Short story by Tod Robbins

"Spurs" is a short story by the American author Tod Robbins. The story was published in February 1923 in Munsey's Magazine and included in Robbins' 1926 short story collection Who Wants a Green Bottle? and Other Uneasy Tales. In 1932, the story became the basis for the Tod Browning-produced film Freaks.

==Plot summary==
In Papa Copo's small traveling circus in France, dwarf performer Jacques Courbé has fallen in love with the troupe's statuesque bareback rider, Jeanne Marie. He proposes marriage and she accepts, because she has learned of his recent large inheritance. She is really in love with her partner Simon Lafleur, and she plans to marry him after what she believes will be an imminent death for Jacques. At the couple's wedding feast, Jeanne Marie drunkenly insults her new husband, declaring that she could carry her "little ape" on her shoulders from one side of France to the other.

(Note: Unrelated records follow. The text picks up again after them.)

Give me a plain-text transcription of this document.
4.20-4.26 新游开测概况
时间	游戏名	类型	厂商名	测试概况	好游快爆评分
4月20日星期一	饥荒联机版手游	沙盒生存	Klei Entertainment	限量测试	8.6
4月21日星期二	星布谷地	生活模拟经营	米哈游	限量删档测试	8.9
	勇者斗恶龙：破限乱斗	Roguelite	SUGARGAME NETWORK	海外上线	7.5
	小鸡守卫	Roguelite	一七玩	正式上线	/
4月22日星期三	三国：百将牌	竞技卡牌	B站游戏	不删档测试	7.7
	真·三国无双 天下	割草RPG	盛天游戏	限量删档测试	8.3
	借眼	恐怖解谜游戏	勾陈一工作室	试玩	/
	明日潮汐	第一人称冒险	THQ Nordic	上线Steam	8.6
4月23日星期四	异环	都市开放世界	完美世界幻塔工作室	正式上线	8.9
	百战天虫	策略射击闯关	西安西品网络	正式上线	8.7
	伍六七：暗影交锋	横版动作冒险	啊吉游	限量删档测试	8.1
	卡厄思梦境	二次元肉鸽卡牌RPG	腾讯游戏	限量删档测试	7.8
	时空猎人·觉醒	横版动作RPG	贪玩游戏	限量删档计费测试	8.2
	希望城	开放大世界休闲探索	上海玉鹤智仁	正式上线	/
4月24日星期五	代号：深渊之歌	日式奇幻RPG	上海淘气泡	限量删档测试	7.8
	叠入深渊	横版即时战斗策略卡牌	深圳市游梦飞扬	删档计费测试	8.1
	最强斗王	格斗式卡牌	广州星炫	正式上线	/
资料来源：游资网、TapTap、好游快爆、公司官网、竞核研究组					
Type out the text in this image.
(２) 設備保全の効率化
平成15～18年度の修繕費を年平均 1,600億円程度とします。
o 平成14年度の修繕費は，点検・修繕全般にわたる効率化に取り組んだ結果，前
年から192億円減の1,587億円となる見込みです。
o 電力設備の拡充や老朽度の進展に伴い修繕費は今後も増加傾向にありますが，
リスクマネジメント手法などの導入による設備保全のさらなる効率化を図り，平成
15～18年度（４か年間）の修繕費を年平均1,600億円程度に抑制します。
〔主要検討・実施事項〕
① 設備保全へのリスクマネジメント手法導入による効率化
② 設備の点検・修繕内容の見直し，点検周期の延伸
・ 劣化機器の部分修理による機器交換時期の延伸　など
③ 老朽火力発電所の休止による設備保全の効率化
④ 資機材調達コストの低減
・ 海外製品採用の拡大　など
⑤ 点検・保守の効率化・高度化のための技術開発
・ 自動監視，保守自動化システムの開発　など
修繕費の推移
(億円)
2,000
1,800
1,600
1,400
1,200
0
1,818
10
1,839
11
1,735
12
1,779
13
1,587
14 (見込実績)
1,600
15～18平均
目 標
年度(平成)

A year later, Jacques has retired and taken Jeanne Marie to live on his estate. One night Simon discovers Jeanne Marie on his doorstep. She begs him for protection from Jacques, who is forcing her to make good on her cruel taunt and carry him a distance equal to the width of France on her shoulders. Suddenly, Jacques appears, brandishing a sword, astride his wolfhound, St. Eustache. Simon tries to defend Jeanne Marie but is quickly overpowered by the dog and killed by Jacques. Jeanne Marie resignedly puts Jacques on her shoulders and they resume their journey. As they depart, they are seen by Papa Copo, who remarks "Three old friends! And so Jeanne carries him! Ah, but she should not poke fun at M. Jacques Courbé! He is so sensitive; but, alas, they are the kind that are always henpecked!"

==Film adaptation==
Director and producer Tod Browning convinced the movie studio Metro-Goldwyn-Mayer to buy the rights to "Spurs" in the 1920s. Browning began working to adapt the story as early as 1927 and was given the greenlight to direct by MGM production supervisor Irving Thalberg in June 1931. The final script, titled Freaks, retained little of the original source material other than the marriage of a wealthy dwarf to an average-sized performer (in this case, a trapeze artist) and the wedding feast.